Mal lui en prit, car les Français montés du Languedoc décidèrent de le poursuivre.
L’armée
du Languedoc et celle de Thomas de la Marche firent leur jonction à proximité
du Puy-en-Velay, où ils rattrapèrent Hugh Calveley. Acculé, celui-ci installa
dans l’urgence ses hommes en position défensive sur une colline couverte de
vignes, tandis que les Français vinrent se positionner sur une autre éminence
séparée d’eux par 7 à 900 mètres de prairie. A l’exception de quelques
escarmouches, les deux camps passèrent la journée à s’observer.
Hugh
Calveley vit le soleil enfin décliner avec satisfaction. Sachant que les
Français, logiquement, allaient l’attaquer le lendemain et que, le rapport de
force étant par trop inégal, il aurait le dessous, il avait décidé d’essayer de
s’enfuir à la faveur de la nuit.
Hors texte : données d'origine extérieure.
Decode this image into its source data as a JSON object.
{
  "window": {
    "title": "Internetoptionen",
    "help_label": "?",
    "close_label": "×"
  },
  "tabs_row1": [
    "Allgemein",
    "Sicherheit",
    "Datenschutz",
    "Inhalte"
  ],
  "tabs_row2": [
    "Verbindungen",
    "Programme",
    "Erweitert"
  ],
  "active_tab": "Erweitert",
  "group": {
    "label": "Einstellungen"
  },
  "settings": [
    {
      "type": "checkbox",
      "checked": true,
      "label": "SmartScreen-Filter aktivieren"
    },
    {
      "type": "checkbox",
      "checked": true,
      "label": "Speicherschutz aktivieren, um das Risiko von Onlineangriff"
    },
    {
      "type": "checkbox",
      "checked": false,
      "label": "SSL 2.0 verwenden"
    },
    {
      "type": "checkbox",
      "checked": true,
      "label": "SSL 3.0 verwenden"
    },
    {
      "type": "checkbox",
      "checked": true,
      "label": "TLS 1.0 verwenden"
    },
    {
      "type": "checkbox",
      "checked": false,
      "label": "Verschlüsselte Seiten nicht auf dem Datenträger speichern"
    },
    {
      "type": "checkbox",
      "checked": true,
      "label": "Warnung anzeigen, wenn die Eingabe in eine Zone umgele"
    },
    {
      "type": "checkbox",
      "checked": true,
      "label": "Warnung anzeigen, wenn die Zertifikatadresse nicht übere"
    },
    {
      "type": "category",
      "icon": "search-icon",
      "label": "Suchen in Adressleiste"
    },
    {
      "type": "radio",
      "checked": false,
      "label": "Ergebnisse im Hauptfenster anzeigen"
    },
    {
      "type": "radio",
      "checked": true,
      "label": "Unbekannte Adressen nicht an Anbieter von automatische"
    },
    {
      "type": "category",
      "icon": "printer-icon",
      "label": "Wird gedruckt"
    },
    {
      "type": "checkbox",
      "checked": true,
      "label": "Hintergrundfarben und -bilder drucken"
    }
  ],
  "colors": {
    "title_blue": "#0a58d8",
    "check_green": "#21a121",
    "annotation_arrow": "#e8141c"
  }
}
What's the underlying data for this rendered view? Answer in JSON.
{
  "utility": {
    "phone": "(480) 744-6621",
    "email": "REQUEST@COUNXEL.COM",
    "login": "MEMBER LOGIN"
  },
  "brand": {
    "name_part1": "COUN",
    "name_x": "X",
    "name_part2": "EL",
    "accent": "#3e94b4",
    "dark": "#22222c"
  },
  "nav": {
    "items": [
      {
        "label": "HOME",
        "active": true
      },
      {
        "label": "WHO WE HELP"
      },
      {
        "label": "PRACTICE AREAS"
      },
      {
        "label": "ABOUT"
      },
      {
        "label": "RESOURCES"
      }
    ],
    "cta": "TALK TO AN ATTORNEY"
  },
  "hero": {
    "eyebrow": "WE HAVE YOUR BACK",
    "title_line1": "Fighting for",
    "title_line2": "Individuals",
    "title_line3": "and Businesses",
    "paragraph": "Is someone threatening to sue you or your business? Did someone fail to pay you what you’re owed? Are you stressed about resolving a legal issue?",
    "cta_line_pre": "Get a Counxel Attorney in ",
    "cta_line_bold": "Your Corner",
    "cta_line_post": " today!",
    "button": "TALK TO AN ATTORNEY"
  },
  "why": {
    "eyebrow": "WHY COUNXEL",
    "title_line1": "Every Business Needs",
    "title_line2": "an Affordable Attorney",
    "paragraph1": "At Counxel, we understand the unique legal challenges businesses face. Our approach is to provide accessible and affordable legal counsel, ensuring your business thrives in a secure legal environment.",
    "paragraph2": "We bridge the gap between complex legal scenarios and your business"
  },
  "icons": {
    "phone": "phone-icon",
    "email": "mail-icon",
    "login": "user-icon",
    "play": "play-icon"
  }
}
Lorsque l’obscurité fut complète, après un long
crépuscule estival, ses Anglais et ses Gascons commencèrent à quitter leurs
positions dans un silence absolu. Au matin, les reconnaissances envoyées par
Thomas de la Marche ne purent que constater leur départ, mais il était trop
tard : la proie s’était éclipsée.
Conscients
que les Français pouvaient encore se lancer à leur poursuite, Hugh Calveley et
Bertrucat d’Albret se séparèrent rapidement afin de mieux leur échapper. Le
premier prit la direction du Berry tandis que le second rejoignit la
Haute-Auvergne pour y mener la guérilla qu’il affectionnait. Ainsi se terminait
la grande chevauchée sur laquelle Robert Knoles avait fondé de grands espoirs
mais qui, à l’exception de la prise du Puy-en-Velay, n’avait été qu’une suite
de déconvenues."
Source :
- SAVY (Nicolas), Bertrucat d’Albret, ou le destin d’un capitaine gascon du roi d’Angleterre pendant la guerre de Cent Ans, Pradines, Archeodrom, 2015, pp.82-92.
- Plan du Puy fourni par Nano.M d'après Dictionnaire des châteaux et fortifications du moyen âge en France, Charles-Laurent Salch, éditions Publitotal.